Chronique du crime et de l'innocence, tome 5/8: Recueil des événements les plus tragiques;...
MARAT
POIGNARDÉ PAR CHARLOTTE CORDAY.
A l'époque de la défaite du parti des girondins, de ce parti si riche en beaux talens et en nobles caractères, qui avait rêvé l'établissement d'une république soumise aux lois et féconde en vertus, parut un moment sur la scène politique une jeune fille qui, par un acte de courage et de dévoûment, a rendu son nom immortel. Elle se nommait Charlotte Corday d'Armans. Elle était âgée de vingt-cinq ans, et joignait à une grande beauté une âme ferme et indépendante. Selon quelques-uns, elle aurait eu des sentimens très-monarchiques; mais cette opinion est contredite par des lettres que Charlotte Corday écrivit dans un temps où elle n'avait plus rien à dissimuler, et dans lesquelles elle montre une exaltation toute républicaine. Ses mœurs étaient pures, mais son esprit était inquiet et entreprenant. Les girondins, proscrits, avaient fait insurger plusieurs départemens; Charlotte Corday crut que la mort des principaux chefs des oppresseurs de la nation assurerait infailliblement le succès de cette insurrection; elle se dévoua pour cette entreprise, s'applaudissant de pouvoir consacrer à sa patrie une vie qui n'était utile à personne.

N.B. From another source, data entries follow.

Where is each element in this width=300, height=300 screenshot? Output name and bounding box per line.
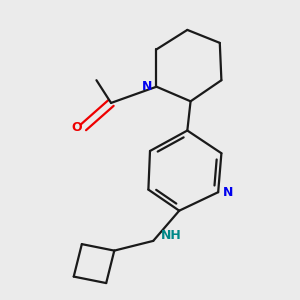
Text: NH: NH xyxy=(161,229,182,242)
Text: N: N xyxy=(223,186,233,199)
Text: O: O xyxy=(71,121,82,134)
Text: N: N xyxy=(142,80,152,93)
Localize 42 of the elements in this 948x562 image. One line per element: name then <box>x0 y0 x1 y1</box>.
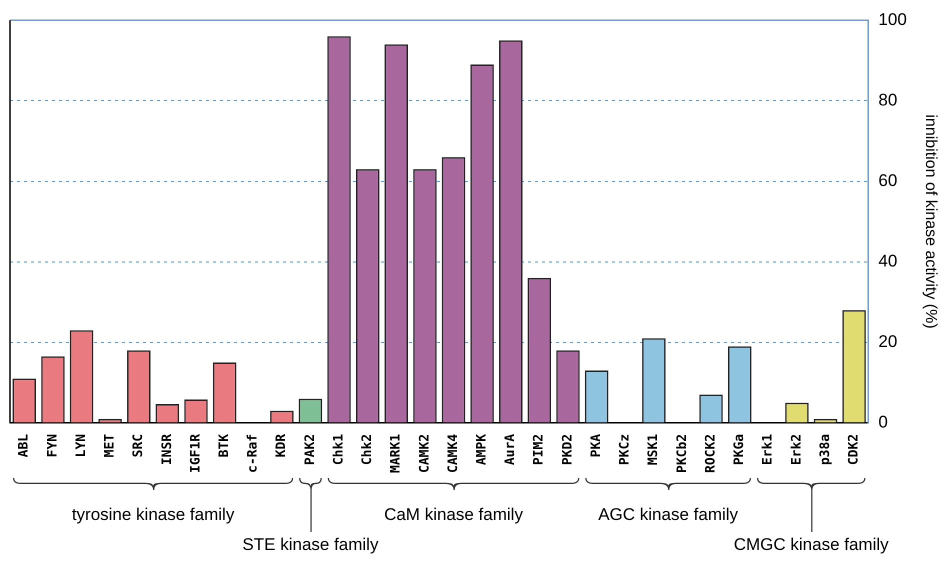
x-tick-label: Chk2 <box>360 434 376 466</box>
x-tick-label: IGF1R <box>188 434 204 474</box>
y-tick-label: 40 <box>878 251 898 270</box>
x-tick-label: INSR <box>160 434 175 466</box>
x-tick-label: ABL <box>16 434 32 458</box>
x-tick-label: MET <box>102 434 118 458</box>
text: CaM kinase family <box>384 505 524 524</box>
x-tick-label: AMPK <box>474 434 490 466</box>
x-tick-label: MSK1 <box>646 434 662 466</box>
x-tick-label: PKGa <box>732 434 748 466</box>
x-tick-label: CAMK2 <box>417 434 432 474</box>
y-tick-label: 0 <box>878 412 888 432</box>
x-tick-label: MARK1 <box>388 434 404 474</box>
x-tick-label: PKD2 <box>560 434 576 466</box>
x-tick-label: SRC <box>131 434 146 458</box>
x-tick-label: Chk1 <box>331 434 346 466</box>
x-tick-label: LYN <box>74 434 89 458</box>
y-tick-label: 20 <box>878 332 898 352</box>
x-tick-label: Erk1 <box>760 434 776 466</box>
text: CMGC kinase family <box>734 535 890 554</box>
x-tick-label: PAK2 <box>302 434 318 466</box>
x-tick-label: ROCK2 <box>703 434 718 474</box>
x-tick-label: PKCz <box>618 434 633 466</box>
y-tick-label: 100 <box>878 10 907 29</box>
x-tick-label: BTK <box>216 434 232 458</box>
text: STE kinase family <box>242 535 379 554</box>
y-axis-title: innibition of kinase activity (%) <box>922 114 939 329</box>
x-tick-label: Erk2 <box>789 434 804 466</box>
x-tick-label: CDK2 <box>846 434 862 466</box>
x-tick-label: p38a <box>818 434 833 466</box>
x-tick-label: AurA <box>503 434 518 466</box>
x-tick-label: FYN <box>45 434 60 458</box>
x-tick-label: PKCb2 <box>674 434 690 474</box>
text: tyrosine kinase family <box>72 505 235 524</box>
x-tick-label: PKA <box>588 434 604 458</box>
y-tick-label: 60 <box>878 170 898 190</box>
x-tick-label: PIM2 <box>532 434 547 466</box>
y-tick-label: 80 <box>878 90 898 110</box>
x-tick-label: KDR <box>274 434 290 458</box>
x-tick-label: CAMK4 <box>446 434 461 474</box>
text: AGC kinase family <box>598 505 739 524</box>
x-tick-label: c-Raf <box>246 434 261 474</box>
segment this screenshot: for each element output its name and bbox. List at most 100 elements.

Pour ne pas être entravée dans l'exécution de son dessein, elle trompa son père, et lui écrivit que les troubles de la France, devenant de jour en jour plus effrayans, elle allait chercher un refuge en Angleterre. Elle se procura un passeport pour se rendre à Paris, mais avant de partir, elle alla trouver Barbaroux, l'un des députés proscrits, qui se trouvait alors à Caen, et lui demanda une lettre de recommandation auprès du ministre de l'intérieur, ayant, disait-elle, des papiers à réclamer pour une de ses parentes. Barbaroux lui donna une lettre pour le député Duperret, ami du ministre. Il fut touché de son enthousiasme républicain et de sa beauté; mais malgré cette sympathie, la jeune fille ne crut point devoir lui confier ses projets.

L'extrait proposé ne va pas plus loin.